Former President Claudine Gay still employed at Harvard, likely to keep salary of over $800k

Former Harvard President Claudine Gay will remain employed at the Ivy League school and likely keep a salary of over $800k.

Former Harvard President Claudine Gay will continue to be employed by the prestigious Ivy League school but will hold a different title while likely earning a salary of over $800,000.

Gay resigned as president of Harvard on Tuesday afternoon amid dueling scandals relating to numerous allegations of plagiarism and her testimony during a December Congressional hearing on anti-Semitism.
In a statement on Tuesday, the Harvard Corporation wrote that Gay will “resume her faculty position at Harvard” after stepping down.

While the statement is unclear what position Gay will return to, she was previously Dean of Social Science then as Dean of the Faculty of Arts and Sciences.

[RELATED: Harvard president Claudine Gay resigns]

According to the Harvard Crimson, Gay pulled in a salary of $824,068 in 2020 and $879,079 in 2021.

The New York Post reports that Gay’s salary is expected to be comparable to what it was in 2020 and 2021.

House GOP Conference Chairwoman Elise Stefanik, R-N.Y., told the New York Post that Gay shouldn’t return to Harvard’s faculty.

“She’s not fit to be a faculty member,” Stefanik said. “It’s unacceptable when you have students at Harvard who would be expelled for plagiarism to allow a faculty member who has nearly 50 examples of plagiarism in their very slim body of academic work. It’s absurd and everybody knows it. Harvard knows it too.”

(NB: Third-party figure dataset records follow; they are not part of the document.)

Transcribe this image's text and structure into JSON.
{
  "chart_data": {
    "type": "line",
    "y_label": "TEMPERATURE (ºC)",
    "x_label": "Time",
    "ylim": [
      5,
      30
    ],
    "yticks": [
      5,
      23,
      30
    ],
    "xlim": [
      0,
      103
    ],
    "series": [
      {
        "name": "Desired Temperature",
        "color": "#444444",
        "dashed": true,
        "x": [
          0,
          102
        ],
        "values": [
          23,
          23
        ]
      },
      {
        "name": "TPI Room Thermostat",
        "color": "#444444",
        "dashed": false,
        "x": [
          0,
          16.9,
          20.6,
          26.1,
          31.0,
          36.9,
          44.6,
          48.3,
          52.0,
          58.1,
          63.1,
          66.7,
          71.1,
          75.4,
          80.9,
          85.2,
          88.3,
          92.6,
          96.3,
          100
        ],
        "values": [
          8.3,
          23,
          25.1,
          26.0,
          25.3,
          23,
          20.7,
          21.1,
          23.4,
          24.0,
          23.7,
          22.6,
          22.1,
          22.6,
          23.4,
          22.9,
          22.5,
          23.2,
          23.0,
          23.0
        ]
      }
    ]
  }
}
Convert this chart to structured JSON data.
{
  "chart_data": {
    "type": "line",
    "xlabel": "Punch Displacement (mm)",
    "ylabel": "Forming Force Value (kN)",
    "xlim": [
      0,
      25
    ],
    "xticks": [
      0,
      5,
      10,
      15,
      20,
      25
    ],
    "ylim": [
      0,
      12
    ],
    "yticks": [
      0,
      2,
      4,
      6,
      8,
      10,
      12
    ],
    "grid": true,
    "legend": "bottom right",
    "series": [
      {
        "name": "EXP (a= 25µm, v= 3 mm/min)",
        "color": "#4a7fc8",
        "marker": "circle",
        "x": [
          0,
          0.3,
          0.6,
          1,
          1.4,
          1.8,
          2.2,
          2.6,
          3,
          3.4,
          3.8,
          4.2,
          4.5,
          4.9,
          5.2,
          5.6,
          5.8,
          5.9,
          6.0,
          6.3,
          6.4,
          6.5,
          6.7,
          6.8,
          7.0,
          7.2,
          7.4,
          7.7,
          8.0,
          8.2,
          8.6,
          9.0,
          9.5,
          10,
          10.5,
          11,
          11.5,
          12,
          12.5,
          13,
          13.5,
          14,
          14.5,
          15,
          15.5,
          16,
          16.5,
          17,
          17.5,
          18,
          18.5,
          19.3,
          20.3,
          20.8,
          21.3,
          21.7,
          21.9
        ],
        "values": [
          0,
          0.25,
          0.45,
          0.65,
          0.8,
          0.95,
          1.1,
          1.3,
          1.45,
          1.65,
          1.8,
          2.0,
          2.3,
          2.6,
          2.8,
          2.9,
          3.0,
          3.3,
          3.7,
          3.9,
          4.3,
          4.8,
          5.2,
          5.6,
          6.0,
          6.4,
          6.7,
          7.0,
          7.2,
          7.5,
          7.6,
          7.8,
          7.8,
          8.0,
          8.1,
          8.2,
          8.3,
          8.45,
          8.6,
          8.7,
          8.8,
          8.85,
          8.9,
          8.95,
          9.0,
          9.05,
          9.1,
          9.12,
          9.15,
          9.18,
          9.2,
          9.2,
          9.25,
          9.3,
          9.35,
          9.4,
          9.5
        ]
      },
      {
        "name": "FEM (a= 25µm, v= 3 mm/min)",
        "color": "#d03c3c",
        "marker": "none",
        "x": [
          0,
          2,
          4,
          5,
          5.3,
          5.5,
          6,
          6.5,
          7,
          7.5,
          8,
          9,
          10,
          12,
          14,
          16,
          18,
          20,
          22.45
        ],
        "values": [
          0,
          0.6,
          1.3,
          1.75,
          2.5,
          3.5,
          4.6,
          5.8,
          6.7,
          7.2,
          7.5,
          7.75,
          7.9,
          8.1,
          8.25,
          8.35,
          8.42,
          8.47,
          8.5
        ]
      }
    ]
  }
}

During a December Congressional hearing, Gay struggled to provide a clear answer when asked by Stefanik if calls for the genocide of Jews would violate the school’s bullying and harassment policies.

[RELATED: Harvard board that ‘unanimously’ supports Gay is overwhelmingly liberal, funds Democrats]

”It can be, depending on the context,” Gay responded.

She later apologized for the remarks in a follow-up interview with the Harvard Crimson, saying “I am sorry…Words matter.”

”When words amplify distress and pain, I don’t know how you could feel anything but regret,” Gay said. “I got caught up in what had become at that point, an extended, combative exchange about policies and procedures.”

”What I should have had the presence of mind to do in that moment was return to my guiding truth, which is that calls for violence against our Jewish community — threats to our Jewish students — have no place at Harvard, and will never go unchallenged,” added Gay. “Substantively, I failed to convey what is my truth.”